Так; Академию кончил, стипендиатство кончил, книги забрал, с Осиповым простился, с Ленинградом тоже. Оказался в Рязани. Там я написал эту свою вещь, за которую потом меня тоже честили в антирелигиозной литературе не раз, по крайней мере, о книге Гальбиатти и Пьяцца “Трудные страницы Библии”. Еще что-то такое сделал. Иподиаконствовал. Надо было вовремя поспеть. В одну из первых служб уже стояли шпалерами верующие, иподиаконы, ждали епископа. Но я никак не мог понять, зачем за пятнадцать минут раньше вставать. Я, конечно, пришел в самый раз, уже все стояли, облачился в стихарь, вышел, и тут меня довольно громко отец Виктор Шаповаленков отчитал: “Молодой человек, вы должны приходить вовремя!”. Он был ключарем в Рязанском соборе. Жена его была регентом. Он был строг, но может быть и справедлив был. Во всяком случае, большой душевности у нас не было. Потом он в Подмосковье служил, в Удельной, близко от Быково.

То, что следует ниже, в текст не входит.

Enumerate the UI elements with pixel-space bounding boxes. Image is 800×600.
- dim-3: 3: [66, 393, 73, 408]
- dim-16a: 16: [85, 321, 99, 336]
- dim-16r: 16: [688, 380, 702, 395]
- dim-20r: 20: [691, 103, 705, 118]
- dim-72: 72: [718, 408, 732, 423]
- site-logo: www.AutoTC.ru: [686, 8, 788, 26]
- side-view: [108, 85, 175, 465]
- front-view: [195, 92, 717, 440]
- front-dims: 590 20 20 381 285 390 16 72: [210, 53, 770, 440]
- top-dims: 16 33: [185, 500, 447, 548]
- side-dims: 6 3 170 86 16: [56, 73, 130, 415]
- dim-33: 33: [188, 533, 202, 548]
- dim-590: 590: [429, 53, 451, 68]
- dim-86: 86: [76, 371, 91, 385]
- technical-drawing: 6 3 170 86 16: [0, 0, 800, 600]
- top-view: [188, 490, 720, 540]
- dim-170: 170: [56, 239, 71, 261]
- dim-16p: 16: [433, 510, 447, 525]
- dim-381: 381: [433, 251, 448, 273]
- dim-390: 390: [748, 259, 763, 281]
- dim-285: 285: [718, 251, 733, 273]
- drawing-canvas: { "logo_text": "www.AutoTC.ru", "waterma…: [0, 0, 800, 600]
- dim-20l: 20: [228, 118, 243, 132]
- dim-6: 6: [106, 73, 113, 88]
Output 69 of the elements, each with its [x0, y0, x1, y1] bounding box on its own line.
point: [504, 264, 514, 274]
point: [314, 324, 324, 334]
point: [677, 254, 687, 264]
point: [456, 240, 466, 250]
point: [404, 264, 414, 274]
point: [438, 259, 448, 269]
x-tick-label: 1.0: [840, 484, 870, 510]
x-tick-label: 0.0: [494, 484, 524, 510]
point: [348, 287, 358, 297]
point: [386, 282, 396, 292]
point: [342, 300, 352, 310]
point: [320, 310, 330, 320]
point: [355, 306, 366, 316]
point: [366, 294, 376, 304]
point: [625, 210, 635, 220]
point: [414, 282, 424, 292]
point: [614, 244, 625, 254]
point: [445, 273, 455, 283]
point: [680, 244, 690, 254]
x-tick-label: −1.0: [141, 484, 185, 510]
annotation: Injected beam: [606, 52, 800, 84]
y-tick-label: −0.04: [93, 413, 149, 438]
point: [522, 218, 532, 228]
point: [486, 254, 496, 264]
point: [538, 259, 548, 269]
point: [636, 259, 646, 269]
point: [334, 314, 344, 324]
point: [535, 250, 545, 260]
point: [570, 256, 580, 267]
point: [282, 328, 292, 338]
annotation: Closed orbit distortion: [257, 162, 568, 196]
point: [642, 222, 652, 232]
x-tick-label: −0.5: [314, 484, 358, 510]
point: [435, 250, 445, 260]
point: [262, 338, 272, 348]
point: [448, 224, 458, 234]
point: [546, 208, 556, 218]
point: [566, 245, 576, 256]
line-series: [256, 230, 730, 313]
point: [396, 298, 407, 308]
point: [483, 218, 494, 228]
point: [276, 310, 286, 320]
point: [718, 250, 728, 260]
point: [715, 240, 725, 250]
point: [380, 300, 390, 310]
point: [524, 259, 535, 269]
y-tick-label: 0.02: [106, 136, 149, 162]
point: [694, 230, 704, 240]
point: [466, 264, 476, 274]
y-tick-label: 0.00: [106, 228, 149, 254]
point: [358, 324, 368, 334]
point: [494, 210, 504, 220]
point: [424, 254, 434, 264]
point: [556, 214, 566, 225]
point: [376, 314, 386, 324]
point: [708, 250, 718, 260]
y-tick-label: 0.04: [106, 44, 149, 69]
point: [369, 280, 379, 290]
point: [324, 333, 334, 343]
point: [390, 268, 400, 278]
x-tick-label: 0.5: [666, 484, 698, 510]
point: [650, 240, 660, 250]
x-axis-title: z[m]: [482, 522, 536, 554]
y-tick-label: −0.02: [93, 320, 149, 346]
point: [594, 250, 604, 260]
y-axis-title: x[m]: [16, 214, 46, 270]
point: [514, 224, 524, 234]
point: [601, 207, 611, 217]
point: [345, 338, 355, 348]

Служил, ездил там в два-три каких-то места, куда архиерей ездил, в глубинку. Все очень мило, но, конечно, далеко от Москвы, двести километров как-никак. Потом решили, что так долго продолжаться не может. Посмотрели по карте с Павлом. Выбрали, что самое ближайшее место за пределами Москвы, по связи удобное — Малоярославец, не так уж далеко. Поехали туда. Он нашел себе квартиру, я нашел себе квартиру. И какое-то время там я жил. В гости друг к другу редко ходили, заняты были. Но создался такой модуль — день на работе, день дома. Раза три в неделю приезжать можно было — это ничего. Это было не так утомительно.
Ну, а потом… Потом продолжались всякие визиты непонятных людей. Приходил какой-то тип малоприятный, почему-то он выходил на кухню; это было в первый раз и во второй раз. Потом вызывали меня в какую-то комнату милиции, другой уже человек меня там обрабатывал. Но как-то мы опять не находили общего языка. Через несколько дней ночью я писал статью о Чехословацкой Церкви, о миротворчестве, что-то довольно поздно было, после полуночи, и в маленькие окошки домика, которые выходили на улицу, кто-то начал камни бросать, крепко бросал, долго, пока не разбил оба стекла в двух рамах и еще что-то такое. Но потом это прекратилось. Я понял, что это имеет связь “мистическую”: плата за несговорчивость.